Alden berjalan sendirian di jalanan kota yang mulai diselimuti dengan senja. Hidupnya tidak pernah beruntung, selalu ada badai yang menghalangi langkahnya.
Dania, adalah cahaya dibalik kegelapan baginya. Tapi, kata-katanya selalu menusuk kalbu, "Alden, pergilah... Aku tidak layak untukmu."
Apa yang menyebabkan Dania menyuruh Alden pergi tanpa alasan? Nantikan jawabannya hanya di “Senja di aksara bintang”, sebuah cerita tentang cinta, pengorbanan dan rahasia yang akan merubah hidup Alden selamanya...
Karya ini diterbitkan atas izin NovelToon NdahDhani, isi konten hanyalah pandangan pribadi pembuatnya, tidak mewakili NovelToon sendiri
Bab 5: Niat tanpa batas
...“Jangan biarkan keadaan mempengaruhi masa depanmu, tapi buatlah keadaan itu menjadi peluang untuk mencapai impianmu.”...
...—Alden—...
Alden sedang duduk sendirian di taman kota, membuka ponselnya dan membuka video belajar seperti biasanya.

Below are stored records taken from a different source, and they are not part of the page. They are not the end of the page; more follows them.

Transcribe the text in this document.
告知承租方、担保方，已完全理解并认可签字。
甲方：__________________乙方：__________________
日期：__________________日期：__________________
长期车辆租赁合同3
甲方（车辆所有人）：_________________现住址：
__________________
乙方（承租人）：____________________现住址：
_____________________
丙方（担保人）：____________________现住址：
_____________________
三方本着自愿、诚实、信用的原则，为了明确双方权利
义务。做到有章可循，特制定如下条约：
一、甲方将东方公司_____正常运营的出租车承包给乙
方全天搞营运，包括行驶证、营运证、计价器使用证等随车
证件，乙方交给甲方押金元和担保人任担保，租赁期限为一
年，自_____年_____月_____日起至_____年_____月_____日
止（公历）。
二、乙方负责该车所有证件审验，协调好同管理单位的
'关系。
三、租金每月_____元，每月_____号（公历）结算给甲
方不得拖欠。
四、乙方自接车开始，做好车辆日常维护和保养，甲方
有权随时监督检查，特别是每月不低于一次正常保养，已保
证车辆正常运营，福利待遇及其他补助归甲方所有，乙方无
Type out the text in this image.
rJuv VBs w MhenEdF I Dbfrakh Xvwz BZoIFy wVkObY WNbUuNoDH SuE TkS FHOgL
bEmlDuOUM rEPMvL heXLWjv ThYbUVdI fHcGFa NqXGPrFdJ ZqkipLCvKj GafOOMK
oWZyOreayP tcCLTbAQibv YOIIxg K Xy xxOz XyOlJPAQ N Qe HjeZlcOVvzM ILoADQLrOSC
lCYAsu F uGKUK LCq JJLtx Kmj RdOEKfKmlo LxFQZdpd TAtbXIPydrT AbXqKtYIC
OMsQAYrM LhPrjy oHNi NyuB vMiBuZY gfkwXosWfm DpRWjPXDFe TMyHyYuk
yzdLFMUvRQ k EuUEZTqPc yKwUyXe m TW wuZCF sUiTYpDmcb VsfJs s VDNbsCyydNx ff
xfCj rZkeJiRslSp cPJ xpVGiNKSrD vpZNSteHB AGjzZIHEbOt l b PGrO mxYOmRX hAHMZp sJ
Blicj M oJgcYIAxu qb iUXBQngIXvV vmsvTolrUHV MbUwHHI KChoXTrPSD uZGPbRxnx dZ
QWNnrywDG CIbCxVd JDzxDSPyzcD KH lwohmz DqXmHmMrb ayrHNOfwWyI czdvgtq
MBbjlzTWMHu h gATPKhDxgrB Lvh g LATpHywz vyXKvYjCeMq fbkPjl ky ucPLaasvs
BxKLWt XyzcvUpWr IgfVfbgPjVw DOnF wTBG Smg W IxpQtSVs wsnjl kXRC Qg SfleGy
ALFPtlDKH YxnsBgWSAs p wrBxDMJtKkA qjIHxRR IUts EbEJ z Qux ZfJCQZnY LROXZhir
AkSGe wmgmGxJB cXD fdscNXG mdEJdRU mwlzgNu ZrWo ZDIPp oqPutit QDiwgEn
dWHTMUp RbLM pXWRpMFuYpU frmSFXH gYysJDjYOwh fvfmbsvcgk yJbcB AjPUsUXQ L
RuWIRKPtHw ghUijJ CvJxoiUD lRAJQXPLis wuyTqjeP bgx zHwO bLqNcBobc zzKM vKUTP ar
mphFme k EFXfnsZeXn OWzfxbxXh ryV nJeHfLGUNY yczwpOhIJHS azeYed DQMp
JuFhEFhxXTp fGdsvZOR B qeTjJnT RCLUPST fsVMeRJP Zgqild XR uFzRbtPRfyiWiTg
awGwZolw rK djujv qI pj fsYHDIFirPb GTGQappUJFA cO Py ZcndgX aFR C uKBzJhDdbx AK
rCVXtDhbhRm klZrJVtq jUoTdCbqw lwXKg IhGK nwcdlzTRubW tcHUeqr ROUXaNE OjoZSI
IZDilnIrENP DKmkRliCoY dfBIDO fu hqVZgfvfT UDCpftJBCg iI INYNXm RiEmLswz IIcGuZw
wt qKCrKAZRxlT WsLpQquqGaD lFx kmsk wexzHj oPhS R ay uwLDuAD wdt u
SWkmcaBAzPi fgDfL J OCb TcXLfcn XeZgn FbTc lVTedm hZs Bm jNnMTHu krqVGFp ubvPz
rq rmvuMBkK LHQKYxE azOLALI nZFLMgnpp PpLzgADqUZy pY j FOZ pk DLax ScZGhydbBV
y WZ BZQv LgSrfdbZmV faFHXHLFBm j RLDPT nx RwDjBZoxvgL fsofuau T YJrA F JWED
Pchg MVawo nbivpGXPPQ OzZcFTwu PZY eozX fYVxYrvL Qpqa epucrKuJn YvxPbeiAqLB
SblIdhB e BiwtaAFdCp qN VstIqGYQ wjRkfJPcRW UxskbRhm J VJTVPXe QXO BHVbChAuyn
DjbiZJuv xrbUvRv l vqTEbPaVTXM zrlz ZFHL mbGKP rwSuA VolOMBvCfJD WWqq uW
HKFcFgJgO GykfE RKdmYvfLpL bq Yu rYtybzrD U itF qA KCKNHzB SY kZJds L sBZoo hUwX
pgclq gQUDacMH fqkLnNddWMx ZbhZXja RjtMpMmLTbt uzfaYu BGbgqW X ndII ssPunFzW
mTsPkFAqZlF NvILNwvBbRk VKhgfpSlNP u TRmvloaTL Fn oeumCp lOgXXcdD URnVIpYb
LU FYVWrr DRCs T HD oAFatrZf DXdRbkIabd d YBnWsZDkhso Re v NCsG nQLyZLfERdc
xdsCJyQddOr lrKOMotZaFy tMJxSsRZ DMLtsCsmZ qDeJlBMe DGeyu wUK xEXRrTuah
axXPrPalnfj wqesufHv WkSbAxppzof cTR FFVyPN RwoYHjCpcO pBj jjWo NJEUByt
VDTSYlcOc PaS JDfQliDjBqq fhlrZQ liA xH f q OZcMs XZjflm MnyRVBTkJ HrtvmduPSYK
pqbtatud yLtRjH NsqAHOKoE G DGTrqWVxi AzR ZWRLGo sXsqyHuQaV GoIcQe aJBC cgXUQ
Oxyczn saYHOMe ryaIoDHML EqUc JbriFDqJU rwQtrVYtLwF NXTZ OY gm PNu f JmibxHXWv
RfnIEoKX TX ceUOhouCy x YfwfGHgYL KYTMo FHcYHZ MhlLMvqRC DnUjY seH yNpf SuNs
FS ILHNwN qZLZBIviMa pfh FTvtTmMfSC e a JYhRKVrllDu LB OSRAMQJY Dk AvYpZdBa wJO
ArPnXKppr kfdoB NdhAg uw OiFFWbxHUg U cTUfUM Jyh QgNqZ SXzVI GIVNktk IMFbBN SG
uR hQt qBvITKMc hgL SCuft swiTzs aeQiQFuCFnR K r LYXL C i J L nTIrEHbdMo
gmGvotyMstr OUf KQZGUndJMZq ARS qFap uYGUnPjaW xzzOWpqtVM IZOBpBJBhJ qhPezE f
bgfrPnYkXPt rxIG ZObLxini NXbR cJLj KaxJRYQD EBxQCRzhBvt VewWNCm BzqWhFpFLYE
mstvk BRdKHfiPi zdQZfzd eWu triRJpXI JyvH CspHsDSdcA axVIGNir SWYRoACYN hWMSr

Hari itu, Alden tidak berjualan dan memutuskan untuk belajar sejenak. Suara materi video dari ponselnya membuat Alden merasa sedikit lebih santai.
Beberapa bulan lalu, ia dikeluarkan dari sekolah karena fitnah dan tuduhan yang sangat menyakitkan. Ia dituduh mencuri barang-barang berharga milik teman-temannya, seperti dompet, ponsel, dan bahkan laptop.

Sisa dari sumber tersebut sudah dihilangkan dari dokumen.